4 — De l’impératif de l’interprétation mémorielle et de la capacité de projection

Sur l’interprétation mémorielle,

Des sujets comme l’esclavage, la colonisation, ou l’ingérence française en Afrique revêtent encore des décennies, et parfois siècles après, un caractère sensible. Ils doivent à cet égard dans le cadre même de l’enseignement de l’histoire faire l’objet d’échanges, de discussions, et de débats. Ce sont des sujets trop complexes, et trop importants pour que l’on laisse à la seule charge des jeunes esprits fragiles d’écoliers et de lycéens, la responsabilité se positionner dessus seuls. Il faut au contraire que ces points fassent l’objet de discussions collectives, passionnées et dépassionnés, sincères et responsables. Ma vision est qu’il faut en les abordant :

  • situer de manière sincère les responsabilités de part et d’autre dans les événements, parce qu’il y en a bien une de chaque côté, même quoiqu’incomparables
  • éviter à tout prix de vouloir refaire aujourd’hui le match d’une histoire blancs contre noirs ou arabes contre noirs. Cela ne sert à rien si ce n’est à nourrir la haine et les tensions, et nous rendre esclave du passé.
  • questionner les causes de ces faits en se replaçant dans les contextes d’époque, pour se demander quelles leçons en tirer pour le présent et l’avenir.
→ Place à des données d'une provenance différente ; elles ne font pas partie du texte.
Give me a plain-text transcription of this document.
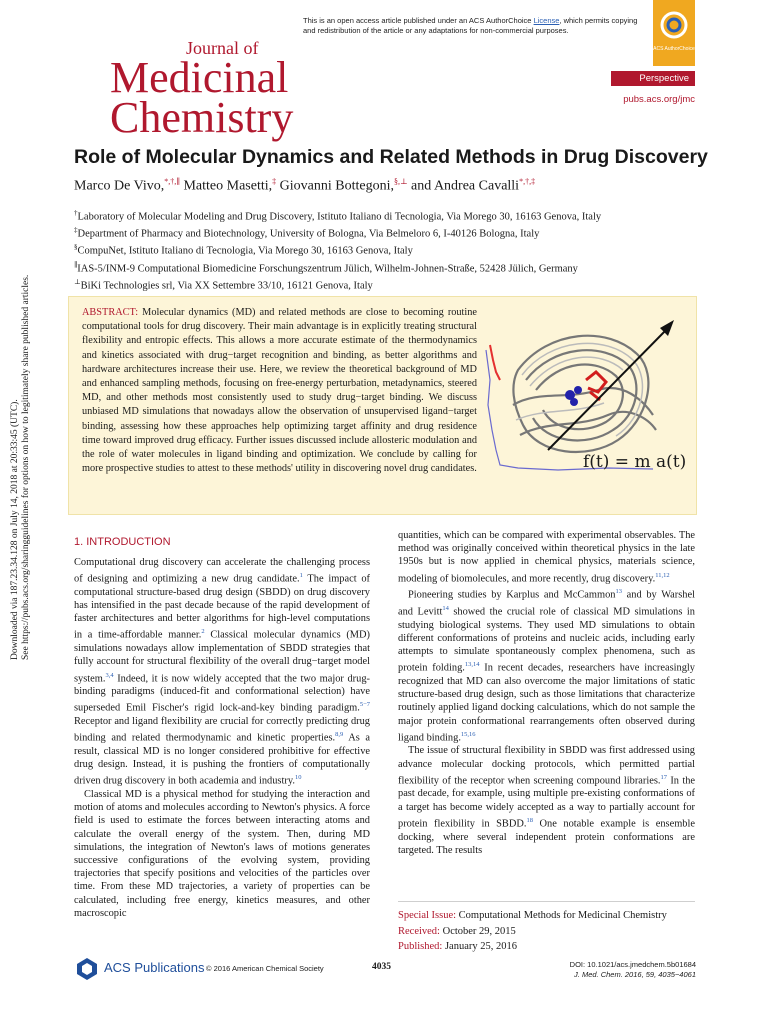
This is an open access article published under an ACS AuthorChoice License, which permits copying and redistribution of the article or any adaptations for non-commercial purposes.
ACS AuthorChoice
Journal of
Medicinal
Chemistry
Perspective
pubs.acs.org/jmc
Role of Molecular Dynamics and Related Methods in Drug Discovery
Marco De Vivo,*,†,∥ Matteo Masetti,‡ Giovanni Bottegoni,§,⊥ and Andrea Cavalli*,†,‡
†Laboratory of Molecular Modeling and Drug Discovery, Istituto Italiano di Tecnologia, Via Morego 30, 16163 Genova, Italy
‡Department of Pharmacy and Biotechnology, University of Bologna, Via Belmeloro 6, I-40126 Bologna, Italy
§CompuNet, Istituto Italiano di Tecnologia, Via Morego 30, 16163 Genova, Italy
∥IAS-5/INM-9 Computational Biomedicine Forschungszentrum Jülich, Wilhelm-Johnen-Straße, 52428 Jülich, Germany
⊥BiKi Technologies srl, Via XX Settembre 33/10, 16121 Genova, Italy
ABSTRACT: Molecular dynamics (MD) and related methods are close to becoming routine computational tools for drug discovery. Their main advantage is in explicitly treating structural flexibility and entropic effects. This allows a more accurate estimate of the thermodynamics and kinetics associated with drug−target recognition and binding, as better algorithms and hardware architectures increase their use. Here, we review the theoretical background of MD and enhanced sampling methods, focusing on free-energy perturbation, metadynamics, steered MD, and other methods most consistently used to study drug−target binding. We discuss unbiased MD simulations that nowadays allow the observation of unsupervised ligand−target binding, assessing how these approaches help optimizing target affinity and drug residence time toward improved drug efficacy. Further issues discussed include allosteric modulation and the role of water molecules in ligand binding and optimization. We conclude by calling for more prospective studies to attest to these methods' utility in discovering novel drug candidates.	f(t) = m a(t)
Downloaded via 187.23.34.128 on July 14, 2018 at 20:33:45 (UTC). See https://pubs.acs.org/sharingguidelines for options on how to legitimately share published articles.	1. INTRODUCTION

Computational drug discovery can accelerate the challenging process of designing and optimizing a new drug candidate.$^1$ The impact of computational structure-based drug design (SBDD) on drug discovery has intensified in the past decade because of the rapid development of faster architectures and better algorithms for high-level computations in a time-affordable manner.$^2$ Classical molecular dynamics (MD) simulations nowadays allow implementation of SBDD strategies that fully account for structural flexibility of the overall drug−target model system.$^{3,4}$ Indeed, it is now widely accepted that the two major drug-binding paradigms (induced-fit and conformational selection) have superseded Emil Fischer's rigid lock-and-key binding paradigm.$^{5-7}$ Receptor and ligand flexibility are crucial for correctly predicting drug binding and related thermodynamic and kinetic properties.$^{8,9}$ As a result, classical MD is no longer considered prohibitive for effective drug design. Instead, it is pushing the frontiers of computationally driven drug discovery in both academia and industry.$^{10}$

Classical MD is a physical method for studying the interaction and motion of atoms and molecules according to Newton's physics. A force field is used to estimate the forces between interacting atoms and calculate the overall energy of the system. Then, during MD simulations, the integration of Newton's laws of motions generates successive configurations of the evolving system, providing trajectories that specify positions and velocities of the particles over time. From these MD trajectories, a variety of properties can be calculated, including free energy, kinetics measures, and other macroscopic

quantities, which can be compared with experimental observables. The method was originally conceived within theoretical physics in the late 1950s but is now applied in chemical physics, materials science, modeling of biomolecules, and more recently, drug discovery.$^{11,12}$

Pioneering studies by Karplus and McCammon$^{13}$ and by Warshel and Levitt$^{14}$ showed the crucial role of classical MD simulations in studying biological systems. They used MD simulations to obtain different conformations of proteins and nucleic acids, including early attempts to simulate spontaneously complex phenomena, such as protein folding.$^{13,14}$ In recent decades, researchers have increasingly recognized that MD can also overcome the major limitations of static structure-based drug design, such as those limitations that characterize routinely applied ligand docking calculations, which do not sample the major protein conformational rearrangements often observed during ligand binding.$^{15,16}$

The issue of structural flexibility in SBDD was first addressed using advance molecular docking protocols, which permitted partial flexibility of the receptor when screening compound libraries.$^{17}$ In the past decade, for example, using multiple pre-existing conformations of a target has become widely accepted as a way to partially account for protein flexibility in SBDD.$^{18}$ One notable example is ensemble docking, where several independent protein conformations are targeted. The results

Special Issue: Computational Methods for Medicinal Chemistry
Received: October 29, 2015
Published: January 25, 2016
ACS Publications © 2016 American Chemical Society	4035	DOI: 10.1021/acs.jmedchem.5b01684
J. Med. Chem. 2016, 59, 4035−4061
Sur la capacité de projection

A mon sens, l’enseignement de l’histoire est incomplet tant qu’elle ne fait pas des récits passés des instruments d’ambition et de vision d’avenir. Deux enfants élevés l’un entendant quotidiennement que le monde lui appartient, et l’autre en entendant qu’il doit y trouver sa place ne partent pas avec les mêmes capacités dans la vie, même à moyens matériels égaux. Le cap le plus difficile à franchir dans un projet, c’est de se résoudre psychologiquement à le réaliser et se montrer déterminé. L’histoire a le pouvoir de faire de nos enfants, des personnes qui osent, croient en eux et en un destin brillant, ou des jeunes timides, peu ambitieux, se satisfaisant de la place que le monde voudra bien leur laisser. En nous mettons face à la bravoure, au génie, à la force, à la créativité, et à l’exceptionnel passé dont nous sommes les fruits, nous africains, ne pourront nous rêver qu’en conquérants et en vainqueurs. Et la banalité de ce principe n’enlève RIEN à sa véracité. Les Etats-Unis nous en font preuve chaque jour. Le fameux storytelling à l’américaine est une pure fabrique à champions. Il faut donc qu’au delà de l’interprétation mémorielle, l’héritage historique permette aux apprenants de se questionner comme individu, de questionner la société dans laquelle ils vivent, et de se construire une vision d’avenir décomplexée et ambitieuse. Pour eux-mêmes d’abord, pour leur pays ensuite, et pour le continent enfin.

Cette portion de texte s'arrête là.